5 Things You May Regret NOT Doing

Recent CBS reports have highlighted that America’s college loan crisis continues to build as student debt has surpassed $1.5 trillion dollars. While the number of loan applications has decreased by 20 percent, total student debt has increased by about $500 billion due to rising costs of education and poorly structured repayment plans.

Yet, despite this national crisis, the National Center for Education Statistics says enrollment in American colleges and universities will rise to 20.5 million students by fall 2027. The need for a strategic college savings plan has never been more apparent or imperative. Below are five action items that could become regrets or game changers:

1. Establish 529 accounts for each student as early as possible—529 plans, officially known as “qualified tuition plans,” are tax-advantaged plans designed to encourage saving for future educational costs. Withdrawals from these state-, state agency-, or educational institution- sponsored plans are not federally taxable as long as the withdrawn amount is spent on qualifying expenses. Understanding and following the rules for spending are important as detailed records must be submitted to the IRS. However, the benefits are well worth the effort of record keeping.

Contributions—Parents can save up to $15,000 per parent per year in a 529 account, or $30,000 per couple, and grandparents can also contribute up to $15,000 per person per year. While contributing more than $15,000 per person would need to be reported to the IRS as a gift, a 529 account can be “superfunded” with contributions of $150,000 per couple (or $75,000 per person)—effectively using up an individual’s federal gift tax exclusion for five years.

Qualifying expenses—As of 2018, tuition expenses for elementary, middle, and high schools (private, public or religious) are qualifying expenses for 529 funds. However, not all expenses will qualify as funds must solely be used for expenses related to education. For example, while tuition and fees are considered required expenses, the cost of room and board do have restrictions. Additional qualified expenses are as follows: tuition, fees, books and supplies, equipment required by school, room and board, and computers (including tablets) and peripherals (such as printers and software).

2. Start the college conversation as early as freshman year of high school—While it may be hard to imagine a 15 year old knowing what type of college they want to attend, intentional conversations about college choices and funding are key and keep everyone on the same page.
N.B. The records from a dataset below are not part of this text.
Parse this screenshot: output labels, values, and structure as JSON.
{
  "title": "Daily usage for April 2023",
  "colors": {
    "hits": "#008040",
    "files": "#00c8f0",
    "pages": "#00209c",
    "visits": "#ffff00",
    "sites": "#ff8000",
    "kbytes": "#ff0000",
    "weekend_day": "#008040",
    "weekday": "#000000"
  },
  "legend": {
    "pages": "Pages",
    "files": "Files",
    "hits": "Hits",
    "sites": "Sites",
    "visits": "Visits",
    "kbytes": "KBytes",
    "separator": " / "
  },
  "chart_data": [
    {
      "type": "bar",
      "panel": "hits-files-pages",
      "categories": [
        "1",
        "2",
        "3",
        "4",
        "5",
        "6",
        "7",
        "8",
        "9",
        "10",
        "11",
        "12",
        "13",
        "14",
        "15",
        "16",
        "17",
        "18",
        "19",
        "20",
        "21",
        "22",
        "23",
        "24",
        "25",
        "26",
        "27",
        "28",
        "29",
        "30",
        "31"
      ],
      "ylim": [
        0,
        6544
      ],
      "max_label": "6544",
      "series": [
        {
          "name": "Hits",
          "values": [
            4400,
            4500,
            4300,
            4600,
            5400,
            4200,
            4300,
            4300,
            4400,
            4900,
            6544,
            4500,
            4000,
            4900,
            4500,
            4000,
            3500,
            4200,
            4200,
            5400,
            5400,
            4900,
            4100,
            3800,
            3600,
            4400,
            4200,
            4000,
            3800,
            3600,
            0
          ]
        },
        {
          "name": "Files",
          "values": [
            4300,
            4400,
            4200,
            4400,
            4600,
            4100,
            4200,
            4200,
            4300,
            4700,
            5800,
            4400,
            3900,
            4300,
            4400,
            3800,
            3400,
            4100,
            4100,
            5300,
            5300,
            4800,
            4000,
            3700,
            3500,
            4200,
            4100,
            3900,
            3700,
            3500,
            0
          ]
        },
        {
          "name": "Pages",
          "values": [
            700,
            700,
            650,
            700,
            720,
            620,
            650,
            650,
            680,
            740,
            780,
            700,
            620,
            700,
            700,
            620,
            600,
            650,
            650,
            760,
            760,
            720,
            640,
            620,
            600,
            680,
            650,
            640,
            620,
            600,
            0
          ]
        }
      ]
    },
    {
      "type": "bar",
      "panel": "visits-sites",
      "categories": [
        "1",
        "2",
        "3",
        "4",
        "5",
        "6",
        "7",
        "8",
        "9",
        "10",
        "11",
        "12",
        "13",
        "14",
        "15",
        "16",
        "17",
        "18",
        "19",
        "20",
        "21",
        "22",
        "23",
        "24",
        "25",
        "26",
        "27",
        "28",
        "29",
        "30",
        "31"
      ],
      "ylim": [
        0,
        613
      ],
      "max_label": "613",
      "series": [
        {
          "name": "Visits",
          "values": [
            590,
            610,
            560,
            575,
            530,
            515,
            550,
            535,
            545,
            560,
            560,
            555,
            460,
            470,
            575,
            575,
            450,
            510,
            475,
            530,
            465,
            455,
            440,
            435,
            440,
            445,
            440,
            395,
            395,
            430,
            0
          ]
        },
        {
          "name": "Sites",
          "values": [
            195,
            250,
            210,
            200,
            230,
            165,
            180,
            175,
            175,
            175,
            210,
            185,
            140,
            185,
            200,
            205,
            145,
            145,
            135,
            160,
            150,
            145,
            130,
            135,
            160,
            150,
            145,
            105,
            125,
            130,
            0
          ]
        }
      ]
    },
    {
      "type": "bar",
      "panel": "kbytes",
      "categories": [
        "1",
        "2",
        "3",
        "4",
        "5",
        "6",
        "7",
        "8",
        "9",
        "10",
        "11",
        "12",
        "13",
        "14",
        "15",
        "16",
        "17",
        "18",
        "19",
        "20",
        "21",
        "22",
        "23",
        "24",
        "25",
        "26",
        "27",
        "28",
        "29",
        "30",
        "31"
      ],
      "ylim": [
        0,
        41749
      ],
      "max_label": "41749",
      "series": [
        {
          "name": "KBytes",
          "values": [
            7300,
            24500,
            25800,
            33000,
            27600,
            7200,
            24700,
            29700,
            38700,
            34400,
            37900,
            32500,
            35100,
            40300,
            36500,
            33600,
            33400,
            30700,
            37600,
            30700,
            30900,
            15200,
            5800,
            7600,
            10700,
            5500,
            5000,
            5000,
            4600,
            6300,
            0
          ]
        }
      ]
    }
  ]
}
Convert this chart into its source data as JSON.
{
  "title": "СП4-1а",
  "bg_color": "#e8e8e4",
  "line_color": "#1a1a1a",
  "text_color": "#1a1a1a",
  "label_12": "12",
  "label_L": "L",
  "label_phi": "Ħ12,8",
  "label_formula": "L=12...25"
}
Provided are a few questions to start the conversation: What does your student want from college? How much will the student be responsible for? Will they be expected to work? Will they need to take out student loans? How do student loans work? What do student loans mean for the student’s financial future after graduation?

3. Complete a FAFSA form every year, starting their senior year of high school—The Free Application for Federal Financial Aid (FAFSA) is usually available each fall. This application is important to anyone with senior high school students and/or current college students, regardless of the family’s financial situation. In an analysis by NerdWallet, a total of $2.3 billion in free federal grant money was leftover in 2017 as more than 1.2 million high school graduates did not complete a FAFSA application. Within two weeks of completing a FAFSA application, a Student Aid Report is provided, displaying the Expected Family Contribution. This number targets the amount the family is expected to pay for the colleges and/or universities identified by the individual.

4. Take advantage of education tax credits—The two most common education credits are the American Opportunity Tax Credit and the Lifetime Learning Credit. While only one credit can be claimed for a student each year, the reduction to the family or individual’s tax liability can be very advantageous.

The American Opportunity Tax Credit offers a $2,500 credit (reduction to the tax liability) for $4,000 in qualified expenses. This tax credit matches the first $2,000 qualified expenses dollar for dollar and then 25% of the next $2,000. Thus, if an individual spends $4,000 of their own money (not 529 funds), they will receive a $2,500 tax credit. To qualify for the full credit in 2018, the adjusted gross income for single parents must be $80,000 or less, or $180,000 or less for those married and filing jointly. The total credit cannot exceed $2,500 and can only be claimed for 4 years. Qualified expenses for this credit do not include room and board but overlap some of the expenses that the 529 funds would cover. Therefore, consider securing this tax credit first before spending the 529 funds.

The Lifetime Learning Credit has no limit to the number of years it can be claimed. It provides up to a $2,000 tax credit on the first $10,000 of college expenses. The adjusted gross income for a single filer must be $57,000 or less or $114,000 if married and filing jointly.

5. Exhaust scholarship searches and applications—Opportunities for scholarship money are numerous. While the work is tough, the reward can be significant. The Big Future website, through collegeboard.org, provides information about free scholarships, other financial aid opportunities and internships from more than 2,200 programs that total nearly $6 billion. Also, nonprofit Thrivent (www.thrivent.com) has resources that provide free scholarship research tools for students who are willing to put in the time to search and apply for award money.